It seems that the majority of analysts today are only comfortable working with linear graphs of the FFT spectrum. This graph displays frequency or orders in the X-axis and amplitude in the Y-axis. The rationale is that the highest peaks in the graph are the ones you need to watch. Those very small or almost invisible peaks probably aren't important. Unfortunately, there are many cases where this is not true, and data that indicates other problems is overlooked.
The problem with a linear FFT graph is that the amplitude scale is usually set automatically according to the highest amplitude in the graph (autoscaling). If the same machine also has other, more subtle problems, the fault frequency peaks that you can be much smaller amplitude and barely visible - but they are there. Today's high dynamic range instruments will measure even very low amplitude signals and preserve them in the data set, but if you're not very careful, you may not see them when you review the data. You could very well not see an impending problem simply because you're looking at the data in a linear display.
Let's look at an example of what could happen. Let's say you have a machine with rolling element bearings that has some unbalance. The unbalance has been diagnosed quite easily. At the same time, there's a problem developing in the outer race in the load zone of one of the bearings. As you know, unbalance creates additional forces on the bearings, especially in the load zone. Because of the mass of the rotor and stiffness of the machine, you are going to have a high amplitude peak at the running speed of the machine. In the linear graph, you will see a high 1X peak, and pretty much little else. Because of increased loading due to the unbalance condition, instead of a normal wear-out timeline for a bearing, this bearing is probably going to go from mildly damaged to complete failure in much less time than usual.
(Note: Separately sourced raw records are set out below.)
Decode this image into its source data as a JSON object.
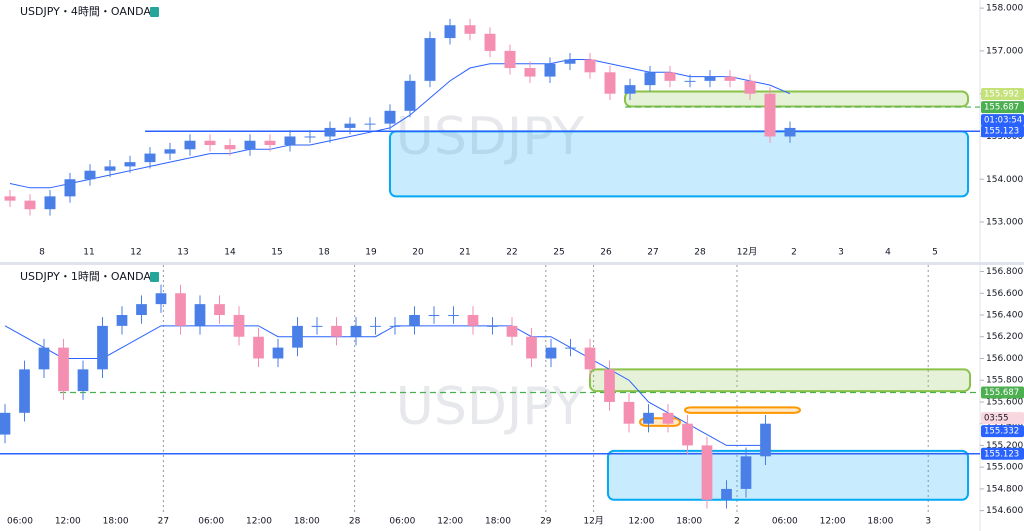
{
  "chart_data": [
    {
      "type": "candlestick",
      "title": "USDJPY・4時間・OANDA",
      "watermark": "USDJPY",
      "categories": [
        "8",
        "11",
        "12",
        "13",
        "14",
        "15",
        "18",
        "19",
        "20",
        "21",
        "22",
        "25",
        "26",
        "27",
        "28",
        "12月",
        "2",
        "3",
        "4",
        "5"
      ],
      "up_color": "#4a7fe8",
      "down_color": "#f48fb1",
      "open": [
        153.6,
        153.5,
        153.3,
        153.6,
        154.0,
        154.2,
        154.3,
        154.4,
        154.6,
        154.7,
        154.9,
        154.8,
        154.7,
        154.9,
        154.8,
        155.0,
        155.0,
        155.2,
        155.3,
        155.3,
        155.6,
        156.3,
        157.3,
        157.6,
        157.4,
        157.0,
        156.6,
        156.4,
        156.7,
        156.8,
        156.5,
        156.0,
        156.2,
        156.5,
        156.3,
        156.3,
        156.4,
        156.3,
        156.0,
        155.0
      ],
      "high": [
        153.75,
        153.65,
        153.75,
        154.15,
        154.35,
        154.45,
        154.55,
        154.75,
        154.85,
        155.05,
        155.05,
        154.95,
        155.05,
        155.05,
        155.15,
        155.15,
        155.35,
        155.45,
        155.45,
        155.75,
        156.45,
        157.45,
        157.75,
        157.75,
        157.55,
        157.15,
        156.75,
        156.85,
        156.95,
        156.95,
        156.65,
        156.35,
        156.65,
        156.65,
        156.45,
        156.55,
        156.55,
        156.45,
        156.15,
        155.35
      ],
      "low": [
        153.35,
        153.15,
        153.15,
        153.45,
        153.85,
        154.05,
        154.15,
        154.25,
        154.45,
        154.55,
        154.65,
        154.55,
        154.55,
        154.65,
        154.65,
        154.85,
        154.85,
        155.05,
        155.15,
        155.15,
        155.45,
        156.15,
        157.15,
        157.25,
        156.85,
        156.45,
        156.25,
        156.25,
        156.55,
        156.35,
        155.85,
        155.85,
        156.05,
        156.15,
        156.15,
        156.15,
        156.15,
        155.85,
        154.85,
        154.85
      ],
      "close": [
        153.5,
        153.3,
        153.6,
        154.0,
        154.2,
        154.3,
        154.4,
        154.6,
        154.7,
        154.9,
        154.8,
        154.7,
        154.9,
        154.8,
        155.0,
        155.0,
        155.2,
        155.3,
        155.3,
        155.6,
        156.3,
        157.3,
        157.6,
        157.4,
        157.0,
        156.6,
        156.4,
        156.7,
        156.8,
        156.5,
        156.0,
        156.2,
        156.5,
        156.3,
        156.3,
        156.4,
        156.3,
        156.0,
        155.0,
        155.2
      ],
      "ma": [
        153.9,
        153.8,
        153.8,
        153.9,
        154.0,
        154.1,
        154.2,
        154.3,
        154.4,
        154.5,
        154.6,
        154.6,
        154.7,
        154.7,
        154.8,
        154.8,
        154.9,
        155.0,
        155.1,
        155.2,
        155.5,
        155.9,
        156.3,
        156.6,
        156.7,
        156.7,
        156.7,
        156.7,
        156.8,
        156.8,
        156.7,
        156.6,
        156.5,
        156.5,
        156.4,
        156.4,
        156.4,
        156.3,
        156.2,
        156.0
      ],
      "ma_color": "#2962ff",
      "ylim": [
        152.58,
        158.19
      ],
      "yticks": [
        {
          "value": 153,
          "label": "153.000"
        },
        {
          "value": 154,
          "label": "154.000"
        },
        {
          "value": 155,
          "label": "155.000"
        },
        {
          "value": 156,
          "label": "156.000"
        },
        {
          "value": 157,
          "label": "157.000"
        },
        {
          "value": 158,
          "label": "158.000"
        }
      ],
      "hlines": [
        {
          "value": 155.123,
          "color": "#2962ff",
          "dash": false
        },
        {
          "value": 155.687,
          "color": "#4caf50",
          "dash": true
        }
      ],
      "zones": [
        {
          "top": 156.05,
          "bottom": 155.7,
          "color": "#8bc34a"
        },
        {
          "top": 155.12,
          "bottom": 153.6,
          "color": "#03a9f4"
        }
      ],
      "price_labels": [
        {
          "value": 155.992,
          "color": "#c5e17a"
        },
        {
          "value": 155.687,
          "color": "#4caf50"
        },
        {
          "value": 155.123,
          "color": "#2962ff"
        }
      ],
      "countdown": "01:03:54"
    },
    {
      "type": "candlestick",
      "title": "USDJPY・1時間・OANDA",
      "watermark": "USDJPY",
      "categories": [
        "06:00",
        "12:00",
        "18:00",
        "27",
        "06:00",
        "12:00",
        "18:00",
        "28",
        "06:00",
        "12:00",
        "18:00",
        "29",
        "12月",
        "12:00",
        "18:00",
        "2",
        "06:00",
        "12:00",
        "18:00",
        "3"
      ],
      "up_color": "#4a7fe8",
      "down_color": "#f48fb1",
      "open": [
        155.3,
        155.5,
        155.9,
        156.1,
        155.7,
        155.9,
        156.3,
        156.4,
        156.5,
        156.6,
        156.3,
        156.5,
        156.4,
        156.2,
        156.0,
        156.1,
        156.3,
        156.3,
        156.2,
        156.3,
        156.3,
        156.3,
        156.4,
        156.4,
        156.4,
        156.3,
        156.3,
        156.2,
        156.0,
        156.1,
        156.1,
        155.9,
        155.6,
        155.4,
        155.5,
        155.4,
        155.2,
        154.7,
        154.8,
        155.1
      ],
      "high": [
        155.58,
        155.98,
        156.18,
        156.18,
        155.98,
        156.38,
        156.48,
        156.58,
        156.68,
        156.68,
        156.58,
        156.58,
        156.48,
        156.28,
        156.18,
        156.38,
        156.38,
        156.38,
        156.38,
        156.38,
        156.38,
        156.48,
        156.48,
        156.48,
        156.48,
        156.38,
        156.38,
        156.28,
        156.18,
        156.18,
        156.18,
        155.98,
        155.68,
        155.58,
        155.58,
        155.48,
        155.28,
        154.88,
        155.18,
        155.48
      ],
      "low": [
        155.22,
        155.42,
        155.82,
        155.62,
        155.62,
        155.82,
        156.22,
        156.32,
        156.42,
        156.22,
        156.22,
        156.32,
        156.12,
        155.92,
        155.92,
        156.02,
        156.22,
        156.12,
        156.12,
        156.22,
        156.22,
        156.22,
        156.32,
        156.32,
        156.22,
        156.22,
        156.12,
        155.92,
        155.92,
        156.02,
        155.82,
        155.52,
        155.32,
        155.32,
        155.32,
        155.12,
        154.62,
        154.62,
        154.72,
        155.02
      ],
      "close": [
        155.5,
        155.9,
        156.1,
        155.7,
        155.9,
        156.3,
        156.4,
        156.5,
        156.6,
        156.3,
        156.5,
        156.4,
        156.2,
        156.0,
        156.1,
        156.3,
        156.3,
        156.2,
        156.3,
        156.3,
        156.3,
        156.4,
        156.4,
        156.4,
        156.3,
        156.3,
        156.2,
        156.0,
        156.1,
        156.1,
        155.9,
        155.6,
        155.4,
        155.5,
        155.4,
        155.2,
        154.7,
        154.8,
        155.1,
        155.4
      ],
      "ma": [
        156.3,
        156.2,
        156.1,
        156.0,
        156.0,
        156.0,
        156.1,
        156.2,
        156.3,
        156.3,
        156.3,
        156.3,
        156.3,
        156.3,
        156.2,
        156.2,
        156.2,
        156.2,
        156.2,
        156.2,
        156.3,
        156.3,
        156.3,
        156.3,
        156.3,
        156.3,
        156.3,
        156.2,
        156.2,
        156.1,
        156.0,
        155.9,
        155.8,
        155.6,
        155.5,
        155.4,
        155.3,
        155.2,
        155.2,
        155.2
      ],
      "ma_color": "#2962ff",
      "ylim": [
        154.56,
        156.86
      ],
      "yticks": [
        {
          "value": 154.6,
          "label": "154.600"
        },
        {
          "value": 154.8,
          "label": "154.800"
        },
        {
          "value": 155,
          "label": "155.000"
        },
        {
          "value": 155.2,
          "label": "155.200"
        },
        {
          "value": 155.4,
          "label": "155.400"
        },
        {
          "value": 155.6,
          "label": "155.600"
        },
        {
          "value": 155.8,
          "label": "155.800"
        },
        {
          "value": 156,
          "label": "156.000"
        },
        {
          "value": 156.2,
          "label": "156.200"
        },
        {
          "value": 156.4,
          "label": "156.400"
        },
        {
          "value": 156.6,
          "label": "156.600"
        },
        {
          "value": 156.8,
          "label": "156.800"
        }
      ],
      "hlines": [
        {
          "value": 155.123,
          "color": "#2962ff",
          "dash": false
        },
        {
          "value": 155.687,
          "color": "#4caf50",
          "dash": true
        }
      ],
      "zones": [
        {
          "top": 155.9,
          "bottom": 155.7,
          "color": "#8bc34a"
        },
        {
          "top": 155.15,
          "bottom": 154.7,
          "color": "#03a9f4"
        },
        {
          "top": 155.55,
          "bottom": 155.5,
          "color": "#ff9800"
        },
        {
          "top": 155.45,
          "bottom": 155.38,
          "color": "#ff9800"
        }
      ],
      "price_labels": [
        {
          "value": 155.687,
          "color": "#4caf50"
        },
        {
          "value": 155.332,
          "color": "#2962ff"
        },
        {
          "value": 155.123,
          "color": "#2962ff"
        }
      ],
      "countdown": "03:55"
    }
  ]
}
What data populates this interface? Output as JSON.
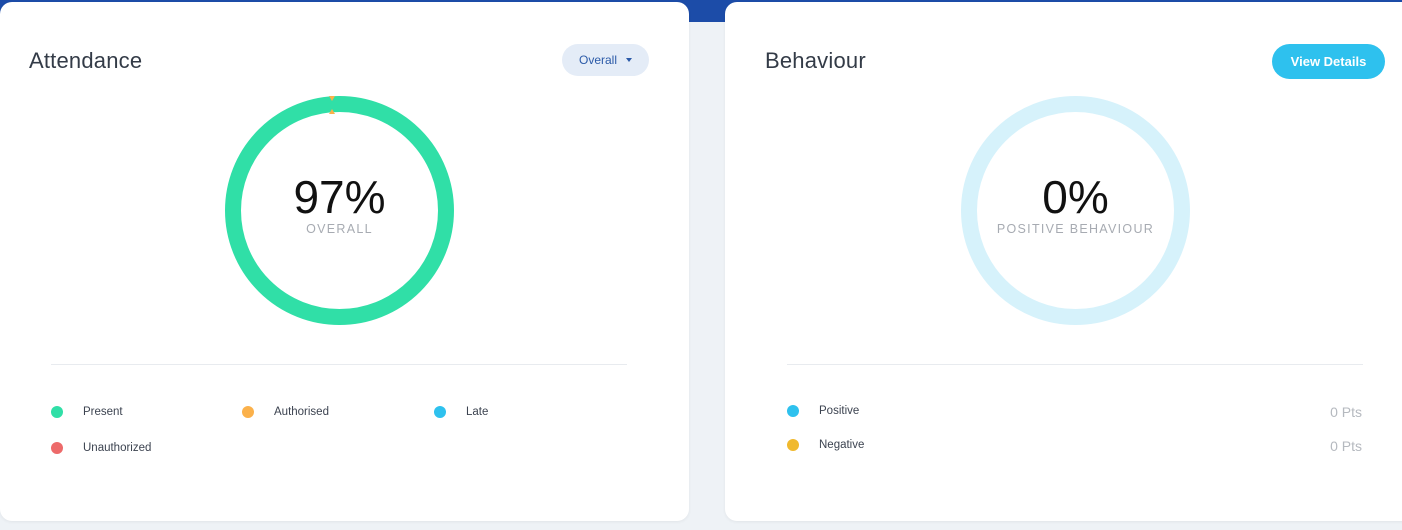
{
  "colors": {
    "present": "#30dfa7",
    "authorised": "#fbb14b",
    "late": "#2ec1ee",
    "unauthorized": "#ed6a6a",
    "positive": "#2ec1ee",
    "negative": "#f0b92e",
    "behaviour_ring": "#d6f2fb"
  },
  "attendance": {
    "title": "Attendance",
    "dropdown_label": "Overall",
    "percent": "97%",
    "caption": "OVERALL",
    "legend": {
      "present": "Present",
      "authorised": "Authorised",
      "late": "Late",
      "unauthorized": "Unauthorized"
    }
  },
  "behaviour": {
    "title": "Behaviour",
    "button_label": "View Details",
    "percent": "0%",
    "caption": "POSITIVE BEHAVIOUR",
    "legend": {
      "positive": "Positive",
      "positive_pts": "0 Pts",
      "negative": "Negative",
      "negative_pts": "0 Pts"
    }
  }
}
In the linear graph view of the FFT spectra for this machine, you might not even see the advent of bearing tones as the rollers pass through the defect in the load zone. They are going to be very small initially compared to the unbalance amplitude at the running speed. On an analyzer/data collector screen this could be just one pixel, practically part of the noise floor. However, if you toggle your display over to a log-linear display in units of dB, you would see bearing tones up in the higher, non-synchronous frequencies. Because the lower amplitudes are expanded in scale and the higher amplitudes are condensed in scale, you can see the bearing tones as soon as they start to occur, while still seeing the full range of amplitudes. Without even knowing the fault frequencies as calculated by the bearing geometry, you would probably recognize a bearing fault by its classic signature. Knowing that you have an unbalance situation in the machine, this would be the ideal time to go ahead and release a work order, get the machine balanced and replace the bearing.
But don't take my word for it. Try it yourself: The next time you're looking at a machine that you feel comfortable with, one that has a known fault with high amplitudes, and some other fault frequencies, try toggling between a graph of the fault frequencies in linear mode and in log-linear mode. Do other fault frequencies suddenly seem to jump off the screen? Maybe there's something to this log-linear graph thing after all.